Wednesday, December 15, 2010

Blineau Judex, Judex, Le Dernier Cri: Marseilles, France, 2007-08


A fantastic artists' book that combines three accordions with intersecting narratives (+ CD). Another great product from the Le Dernier Cri crew. Here's a link to the artists' web site: www.leoquievreux.net and Le Dernier Cri: Dernier Cri

Leif Goldberg, two postcard accordions, silkscreen prints, 2007-2008

National Waste Postal Cards, 2007. Two sets of perforated silkscreened postcards by this cool and quirky artist from Rhode Island.  Watch out for his yearly calendars as well!  5.5" (h) x 28" (l)
Tramp & Stamp, 2008.  5.5" (h) x 28" (l)

Private Stash: A Pin-Up Girl Portfolio by 20 Cartoonists, Buenaventura Press: Oakland, 2006.



Book with slipcase and cover
The cover art for this book is by Rick Altergott and it includes portraits of all the 20 artists in this wonderfully politically incorrect accordion gallery of girly images. The artists are: Rick Altergott, Peter Bagge, Jonathan Brunetti, Ivan Brunetti, Charles Burns, Daniel Clowes, R. Crumb, Kim Deitch, Sammy Harkham, Tim Hensley, Gilbert Hernandez, Jaime Hernandez, Tony Millionaire, Mitch O'Connell, Gary Panter, Archer Prewith, Ron Rege, Jr., Richard Sala, Adrian Tamine and Dan Zttwoch.

Individual pages 7" x 7", fully extended 11' 8."

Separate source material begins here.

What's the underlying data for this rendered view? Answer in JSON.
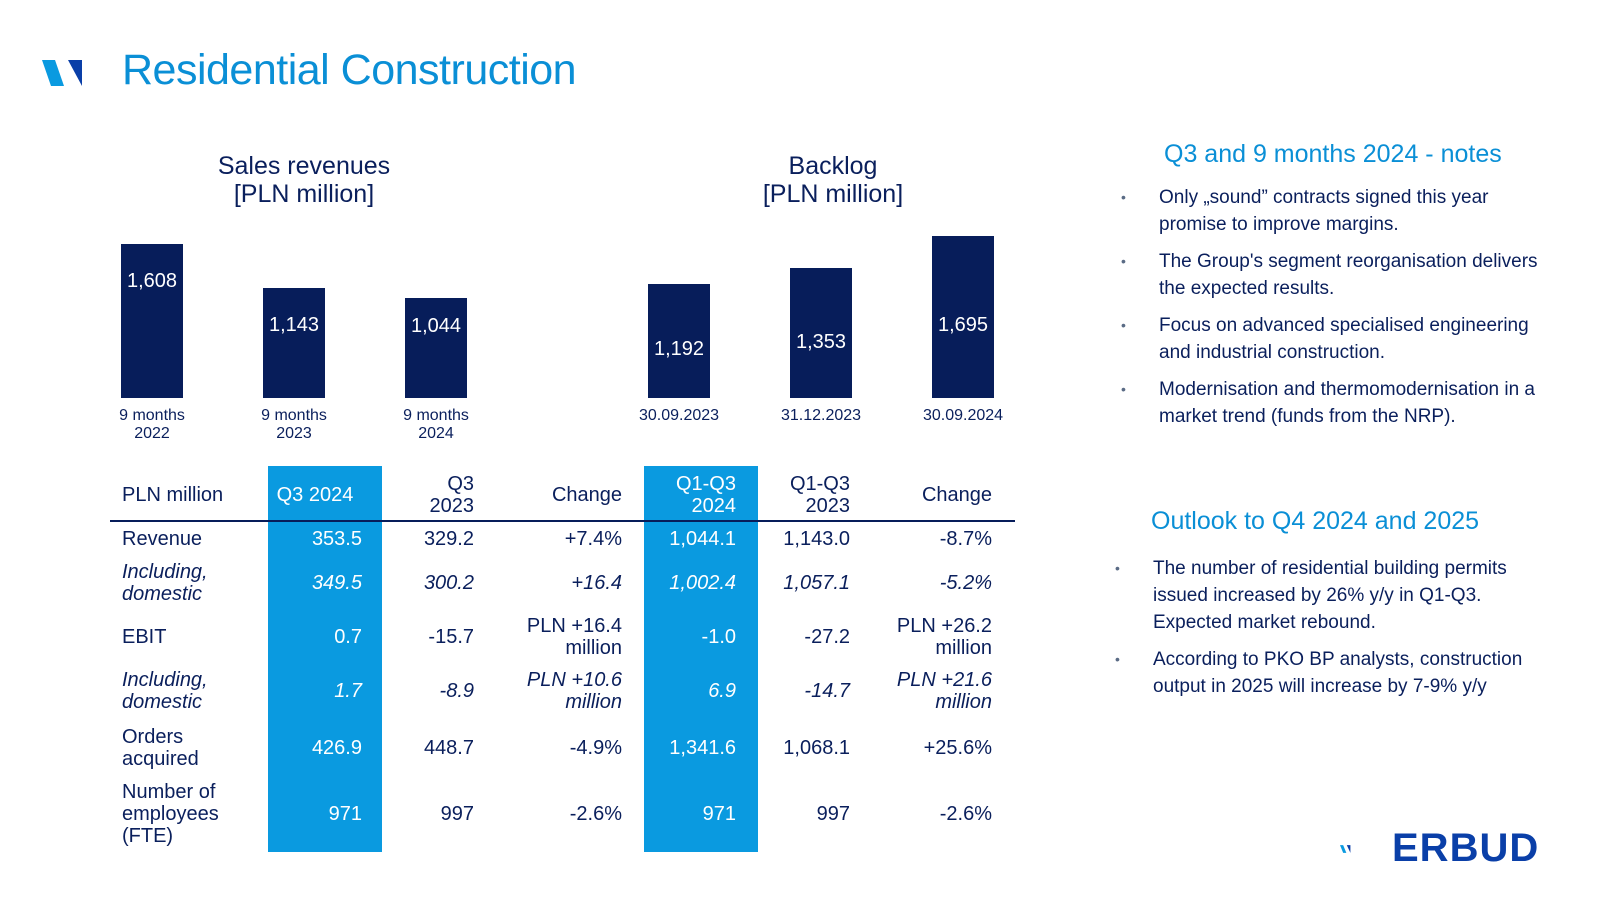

Codex Espangliensis: From Columbus to Border Patrol, Guillermo Gomez-Pena, Enrique Chagoya & Felicia Rice, San Francisco: City Lights Books, 2002


A wonderfully powerful publication that self-consciously embraces the format, and visual style of the pre-Hispanic codices, Codex Espangliensis: From Columbus to the Border Patrol (2002), is a collaboration between Guillermo Gómez-Peña (performance artist), Enrique Chagoya (artist), and Felicia Rice (typographer/printer). This accordion is a riotous mixture of texts collaged together with imagery from pre-Hispanic, colonial and contemporary comic book sources that playfully subvert the traditional historical narratives of the relationship between the USA and Mexico. This "post-Columbian codex" adopts the traditional format of opening to the right, while the individual two-page spreads read from left to right, contrary to that of the original codices. Originally published in 1998 in an edition of 50 by Rice's press, Moving Parts Press, and then published in trade edition in 2000 and this version reprinted in 2002. Incredibly this fantastic publication is still available for about $15! 30 individual pages at 7" (h) x 9" (w), and when fully opening its 22ft 6inches long.